Hollywood entertainment industry is funded by the Chinese. The amount of funding by the Chinese is higher than the amount Americans are investing in it.
The Beijing-based Wanda Group’s record-breaking deal in January to buy US film studio Legendary Pictures finally confirmed the long-heralded emergence of the world’s second biggest box office as a major player in Tinseltown.
The $3.5 billion agreement is the largest-ever cultural takeover by China, with US studios keen to capitalize on its burgeoning cinema market at a time when Beijing is pushing entertainment as a source of “soft power.”
Legendary, the maker of “Jurassic World,” “Godzilla” and the latest Batman trilogy, has grossed more than $11 billion worldwide since it was founded in 2005, mostly with the kind of big-budget blockbusters popular with Chinese audiences.
“It’s a win-win situation… because the China market is really incredibly taking off and Hollywood has a real interest in that,” Stanley Rosen, a political science professor at the University of Southern California said.
It is an arrangement that benefits both sides financially, with movies becoming increasingly expensive to produce but the Chinese hungry for Western-made films.
But China, which has yet to make a global hit, is also buying expertise.
“Hollywood has what China lacks, which is storytelling ability, marketing, distribution,” Rosen revealed.
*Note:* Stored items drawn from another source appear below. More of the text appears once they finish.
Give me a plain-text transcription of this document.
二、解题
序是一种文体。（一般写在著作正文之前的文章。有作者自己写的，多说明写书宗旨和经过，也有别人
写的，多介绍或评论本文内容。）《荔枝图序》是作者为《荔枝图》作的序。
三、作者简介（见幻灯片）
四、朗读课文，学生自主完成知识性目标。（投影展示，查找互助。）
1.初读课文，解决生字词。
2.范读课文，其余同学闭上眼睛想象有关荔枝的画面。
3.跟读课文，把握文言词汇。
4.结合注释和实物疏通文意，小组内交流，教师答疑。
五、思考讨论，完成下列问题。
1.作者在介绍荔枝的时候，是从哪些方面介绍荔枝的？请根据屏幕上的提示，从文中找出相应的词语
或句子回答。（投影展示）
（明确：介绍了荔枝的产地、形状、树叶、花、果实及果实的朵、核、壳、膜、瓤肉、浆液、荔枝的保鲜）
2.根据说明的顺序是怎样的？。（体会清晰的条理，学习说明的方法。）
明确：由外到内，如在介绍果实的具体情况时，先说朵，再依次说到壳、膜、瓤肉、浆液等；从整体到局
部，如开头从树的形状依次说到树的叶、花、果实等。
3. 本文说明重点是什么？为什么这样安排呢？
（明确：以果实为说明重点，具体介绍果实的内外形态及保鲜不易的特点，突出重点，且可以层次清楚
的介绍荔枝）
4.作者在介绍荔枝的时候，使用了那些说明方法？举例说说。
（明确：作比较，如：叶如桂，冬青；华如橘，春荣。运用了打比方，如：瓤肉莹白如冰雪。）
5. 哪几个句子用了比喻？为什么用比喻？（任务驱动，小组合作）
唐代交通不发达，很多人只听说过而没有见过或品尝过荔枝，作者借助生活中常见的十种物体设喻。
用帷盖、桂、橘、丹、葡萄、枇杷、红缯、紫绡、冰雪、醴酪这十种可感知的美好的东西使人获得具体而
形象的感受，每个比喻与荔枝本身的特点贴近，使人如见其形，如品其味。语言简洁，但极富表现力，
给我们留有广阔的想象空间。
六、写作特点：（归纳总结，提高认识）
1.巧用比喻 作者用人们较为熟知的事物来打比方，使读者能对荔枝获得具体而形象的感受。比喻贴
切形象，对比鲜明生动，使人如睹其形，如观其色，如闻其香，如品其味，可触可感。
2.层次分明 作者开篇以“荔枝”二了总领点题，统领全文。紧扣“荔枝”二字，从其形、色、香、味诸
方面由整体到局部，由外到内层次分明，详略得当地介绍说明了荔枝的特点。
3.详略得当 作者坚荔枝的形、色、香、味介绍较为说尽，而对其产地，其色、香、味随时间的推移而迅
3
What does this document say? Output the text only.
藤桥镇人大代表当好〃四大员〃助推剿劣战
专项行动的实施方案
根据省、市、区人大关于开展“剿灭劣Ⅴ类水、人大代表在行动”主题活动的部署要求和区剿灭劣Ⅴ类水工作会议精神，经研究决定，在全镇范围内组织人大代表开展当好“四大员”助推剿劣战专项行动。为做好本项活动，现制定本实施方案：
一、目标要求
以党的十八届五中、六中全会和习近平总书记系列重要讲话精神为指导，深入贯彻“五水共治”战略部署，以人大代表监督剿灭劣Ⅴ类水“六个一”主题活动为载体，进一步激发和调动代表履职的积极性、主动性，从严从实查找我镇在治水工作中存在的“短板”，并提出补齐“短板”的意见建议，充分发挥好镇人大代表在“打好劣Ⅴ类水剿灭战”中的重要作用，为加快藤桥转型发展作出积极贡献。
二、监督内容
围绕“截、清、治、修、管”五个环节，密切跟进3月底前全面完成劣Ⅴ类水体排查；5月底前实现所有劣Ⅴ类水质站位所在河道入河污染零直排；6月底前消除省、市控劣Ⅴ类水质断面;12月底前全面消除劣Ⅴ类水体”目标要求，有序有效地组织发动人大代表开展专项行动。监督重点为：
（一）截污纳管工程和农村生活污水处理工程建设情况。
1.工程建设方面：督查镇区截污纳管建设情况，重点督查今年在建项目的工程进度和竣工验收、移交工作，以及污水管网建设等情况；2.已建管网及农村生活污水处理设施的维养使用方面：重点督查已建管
Wanda owner Wang Jianlin, who burst into the international spotlight in 2012 by buying US cinema chain AMC Entertainment for $2.6 billion, says the Legendary deal makes his company the highest revenue-generating movie unit in the world.
It also gives future Legendary films direct access to China’s booming market, which has become crucial to foreign filmmakers, with North American ticket sales stagnant.
PricewaterhouseCoopers has projected China’s box office to rise from $4.3 billion in 2014 to $8.9 billion in 2019, meaning it would outstrip the US within two years.